Using Option Premium for Cash Flow
Lately we’ve been using option premium for cash flow with an easy options trade for passive income. Here is our most recent post on RGR showing how we used puts to buy shares of the company. We currently hold 200 shares of RGR and so far we have worked our basis down to $33.66 per share.
Today we’re selling to open both a cash secured put option contract and a covered call option contract. If our call goes in the money and our option contract is called away we will still hold 100 shares of RGR. We’re selling to open these weekly option trades to reduce our basis on the shares we own. We’re happy to sell some of our position here at a profit, so we’ll get paid to make a promise to sell some of our shares at $40. With RGR trading in this price range we’re using option premium for cash flow.
With our basis on RGR standing at $33.66 per share we can sell to open the call at any strike above that and make money if our shares are called away. We chose the $40 strike because it’s close enough to the money that we’ll generate some solid premium. It’s also not in the money yet, so there’s a good chance the contract will expire worthless out of the money. That means we’ll keep both the premium and our shares, so we can sell another covered call on these shares again next month. We sold to open the $40 call option for the 3/21 expiration date and brought in $0.70 in option premium. Using option premium for cash flow this way also helps reduce our basis on the shares we own.

Although we own 200 shares we’re only selling one covered call because we don’t want to sell our entire position. If RGR runs up through our $40 strike we can close the contract and roll it to a higher strike. We could also have our option contract called away at a profit.

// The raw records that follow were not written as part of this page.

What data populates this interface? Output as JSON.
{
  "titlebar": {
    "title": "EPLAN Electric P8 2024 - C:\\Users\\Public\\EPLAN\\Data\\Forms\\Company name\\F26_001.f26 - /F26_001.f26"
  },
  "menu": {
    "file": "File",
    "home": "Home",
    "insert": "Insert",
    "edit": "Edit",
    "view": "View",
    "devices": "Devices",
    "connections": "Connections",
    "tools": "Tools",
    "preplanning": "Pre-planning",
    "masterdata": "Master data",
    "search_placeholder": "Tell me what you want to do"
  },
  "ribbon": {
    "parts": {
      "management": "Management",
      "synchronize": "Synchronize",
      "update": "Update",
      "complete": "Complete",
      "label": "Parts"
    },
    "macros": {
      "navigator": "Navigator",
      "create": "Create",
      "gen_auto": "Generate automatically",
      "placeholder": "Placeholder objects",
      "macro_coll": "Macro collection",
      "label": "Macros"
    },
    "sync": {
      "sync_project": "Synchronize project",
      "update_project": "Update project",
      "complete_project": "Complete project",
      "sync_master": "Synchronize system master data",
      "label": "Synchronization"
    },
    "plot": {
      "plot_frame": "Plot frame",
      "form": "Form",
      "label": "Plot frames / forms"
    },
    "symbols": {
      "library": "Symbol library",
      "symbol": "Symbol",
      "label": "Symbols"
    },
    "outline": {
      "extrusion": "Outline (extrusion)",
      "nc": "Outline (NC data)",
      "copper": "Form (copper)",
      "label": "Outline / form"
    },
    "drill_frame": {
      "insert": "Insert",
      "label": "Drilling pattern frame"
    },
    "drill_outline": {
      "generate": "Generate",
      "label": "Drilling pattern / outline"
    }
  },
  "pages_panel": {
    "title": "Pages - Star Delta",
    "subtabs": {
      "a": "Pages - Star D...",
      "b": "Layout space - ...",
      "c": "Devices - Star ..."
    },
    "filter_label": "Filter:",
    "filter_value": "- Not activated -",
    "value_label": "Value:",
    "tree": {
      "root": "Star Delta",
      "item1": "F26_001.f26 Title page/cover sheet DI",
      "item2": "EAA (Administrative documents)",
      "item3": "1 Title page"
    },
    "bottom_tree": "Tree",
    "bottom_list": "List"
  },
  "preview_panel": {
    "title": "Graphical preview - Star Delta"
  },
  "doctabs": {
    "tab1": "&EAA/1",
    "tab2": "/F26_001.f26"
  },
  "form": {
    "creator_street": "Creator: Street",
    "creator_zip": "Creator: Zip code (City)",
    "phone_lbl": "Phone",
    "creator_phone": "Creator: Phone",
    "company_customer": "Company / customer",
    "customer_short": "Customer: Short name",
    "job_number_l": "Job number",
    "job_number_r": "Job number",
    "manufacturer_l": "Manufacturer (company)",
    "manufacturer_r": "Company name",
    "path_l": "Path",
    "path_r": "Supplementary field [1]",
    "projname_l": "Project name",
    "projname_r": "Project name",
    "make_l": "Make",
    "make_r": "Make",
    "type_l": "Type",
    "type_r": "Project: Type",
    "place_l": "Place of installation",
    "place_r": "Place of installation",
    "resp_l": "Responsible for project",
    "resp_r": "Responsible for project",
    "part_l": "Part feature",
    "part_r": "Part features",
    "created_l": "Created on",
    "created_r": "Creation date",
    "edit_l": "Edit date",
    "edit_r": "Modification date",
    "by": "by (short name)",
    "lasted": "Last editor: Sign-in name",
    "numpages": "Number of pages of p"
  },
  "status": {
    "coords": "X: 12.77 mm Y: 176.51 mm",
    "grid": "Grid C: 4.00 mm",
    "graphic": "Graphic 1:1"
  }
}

With RGR trading just under $40 per share we’re happy to buy more shares in this price range. We sold to open the $40 put option contract for the 3/21 expiration date for $1.25. This easy options trade generates passive income for accredited investors and reduces the basis of shares we own. If RGR stays below $40 per share we will buy the shares and then sell the $40 covered call option. So now we have a covered call and a cash secured put option contract active for the 3/21 expiration date, both at the $40 strike. That gives us premium on both sides of the trade.
Weekly Option Trade Recap
We sold to open the $40 covered call for $0.70. We also sold to open the $40 cash secured put option strike for $1.25. Both contracts are for the 3/21 expiration date. By using option premium for cash flow we were able to reduce our basis to $32.69 per share. With RGR trading at $39.62, we’re happy with our position.